じゃあなと言い残して、浅黒い男は立ち去った。耕太は振り返ると、不安そうな顔のなつに向かって頷く。

「帰ろう。子供達が待ってる」

このところ、家畜や作物が荒らされる被害が相次いでいた。村人達は物の怪の仕業ではないかと怯え、なんとか鎮める方法を模索している。加えて、耕太にはなつにも話していないことがあった。

被害が出始めると同時に、奇妙な夢を見始める。
幼い耕太の目の前で、鬼が家族を襲っていた。

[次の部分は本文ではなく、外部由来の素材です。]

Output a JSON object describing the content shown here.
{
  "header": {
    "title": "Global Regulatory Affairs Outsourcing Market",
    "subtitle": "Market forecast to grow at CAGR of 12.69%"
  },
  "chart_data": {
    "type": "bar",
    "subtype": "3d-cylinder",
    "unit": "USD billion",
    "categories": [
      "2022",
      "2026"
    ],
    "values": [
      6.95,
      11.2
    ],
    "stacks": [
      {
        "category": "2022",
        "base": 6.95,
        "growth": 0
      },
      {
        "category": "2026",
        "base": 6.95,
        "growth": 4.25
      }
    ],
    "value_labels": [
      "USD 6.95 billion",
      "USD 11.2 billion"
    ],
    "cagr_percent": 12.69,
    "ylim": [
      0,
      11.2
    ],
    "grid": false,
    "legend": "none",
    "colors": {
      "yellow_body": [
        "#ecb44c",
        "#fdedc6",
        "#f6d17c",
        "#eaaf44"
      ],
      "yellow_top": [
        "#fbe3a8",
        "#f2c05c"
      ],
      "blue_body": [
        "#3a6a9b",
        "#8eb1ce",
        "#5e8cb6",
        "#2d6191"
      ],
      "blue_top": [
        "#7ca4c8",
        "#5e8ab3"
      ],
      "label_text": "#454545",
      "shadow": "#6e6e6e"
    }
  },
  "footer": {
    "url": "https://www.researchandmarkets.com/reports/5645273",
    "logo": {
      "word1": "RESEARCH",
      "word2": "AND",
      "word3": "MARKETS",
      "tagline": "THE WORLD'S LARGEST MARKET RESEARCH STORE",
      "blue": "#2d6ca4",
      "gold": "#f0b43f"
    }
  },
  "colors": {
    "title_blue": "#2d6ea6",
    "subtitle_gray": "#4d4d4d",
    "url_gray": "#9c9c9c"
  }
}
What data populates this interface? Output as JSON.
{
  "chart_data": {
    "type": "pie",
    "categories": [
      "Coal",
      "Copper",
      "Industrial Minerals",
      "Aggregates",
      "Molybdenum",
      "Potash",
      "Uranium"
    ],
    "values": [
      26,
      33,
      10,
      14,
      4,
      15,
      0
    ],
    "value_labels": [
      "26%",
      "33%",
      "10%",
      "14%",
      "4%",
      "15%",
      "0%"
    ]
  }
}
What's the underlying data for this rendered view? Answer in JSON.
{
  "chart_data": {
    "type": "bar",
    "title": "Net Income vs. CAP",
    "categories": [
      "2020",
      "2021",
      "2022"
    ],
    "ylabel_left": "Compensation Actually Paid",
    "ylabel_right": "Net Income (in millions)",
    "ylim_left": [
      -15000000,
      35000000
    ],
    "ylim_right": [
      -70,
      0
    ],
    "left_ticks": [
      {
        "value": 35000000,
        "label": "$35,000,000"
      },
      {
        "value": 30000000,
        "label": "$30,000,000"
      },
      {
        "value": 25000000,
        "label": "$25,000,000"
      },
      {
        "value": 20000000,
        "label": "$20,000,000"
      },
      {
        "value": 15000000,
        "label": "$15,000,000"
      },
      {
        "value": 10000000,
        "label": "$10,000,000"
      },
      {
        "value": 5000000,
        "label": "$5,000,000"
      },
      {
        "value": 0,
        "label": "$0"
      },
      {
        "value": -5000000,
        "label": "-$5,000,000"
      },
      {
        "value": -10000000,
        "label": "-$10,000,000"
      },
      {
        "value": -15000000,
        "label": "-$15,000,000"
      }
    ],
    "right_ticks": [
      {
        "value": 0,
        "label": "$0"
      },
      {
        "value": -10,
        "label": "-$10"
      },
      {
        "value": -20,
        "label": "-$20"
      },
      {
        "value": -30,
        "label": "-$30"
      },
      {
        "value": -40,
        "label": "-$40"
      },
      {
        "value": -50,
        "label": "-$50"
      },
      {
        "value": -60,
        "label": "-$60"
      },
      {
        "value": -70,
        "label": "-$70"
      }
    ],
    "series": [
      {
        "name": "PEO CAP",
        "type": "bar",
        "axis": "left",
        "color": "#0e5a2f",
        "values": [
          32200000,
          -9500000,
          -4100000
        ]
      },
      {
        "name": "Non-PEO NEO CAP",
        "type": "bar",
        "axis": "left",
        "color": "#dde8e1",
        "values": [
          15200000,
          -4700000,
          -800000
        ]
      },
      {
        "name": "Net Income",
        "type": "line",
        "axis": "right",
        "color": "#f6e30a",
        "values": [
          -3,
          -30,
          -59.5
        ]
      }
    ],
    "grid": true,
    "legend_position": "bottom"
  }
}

だが、それはなつや子供達でも、養父母でもない。記憶にない、最初の家族。
鬼は全員を喰い殺した後、耕太に手を伸ばす。泣くことも動くことも出来ない耕太は、血の滴る鋭い爪を見つめるだけ。
不意に視界が遮られ、異国の衣装を着た少女が鬼の前に立ちふさがる。

『大丈夫。お姉ちゃんが守ってあげる』

いつも、そこで目が覚めた。



港に船が着き、周囲に活気が満ちる。
異国の言葉が飛び交い、恰幅の良い男達が悠然と船から出てきた。そこに混じって、一人の少女が船から下りてくる。少女は足を止めて手をかざし、空を見上げた。潮風が少女のスカートを揺らす。
その後ろから、旅行鞄を下げた青年が声をかけた。

「ルイ、言葉は分かる?」
「大丈夫よ、ラズール。それより、角隠せって言ったでしょあんたは!」

ルイは後ろの青年を振り向くやいなや、腕をばしっとはたく。ラズールはこめかみから生える二本の曲がった角を撫で、くすんだ色の髪に帽子を被せた。

「今更、誰も気にしやしないよ」
「あたしが気になるの!!」
「すぐに慣れるさ」

ラズールは軽快な足取りで人波に紛れ込んでいく。ルイは苛々と舌打ちしてから、ラズールの後を追った。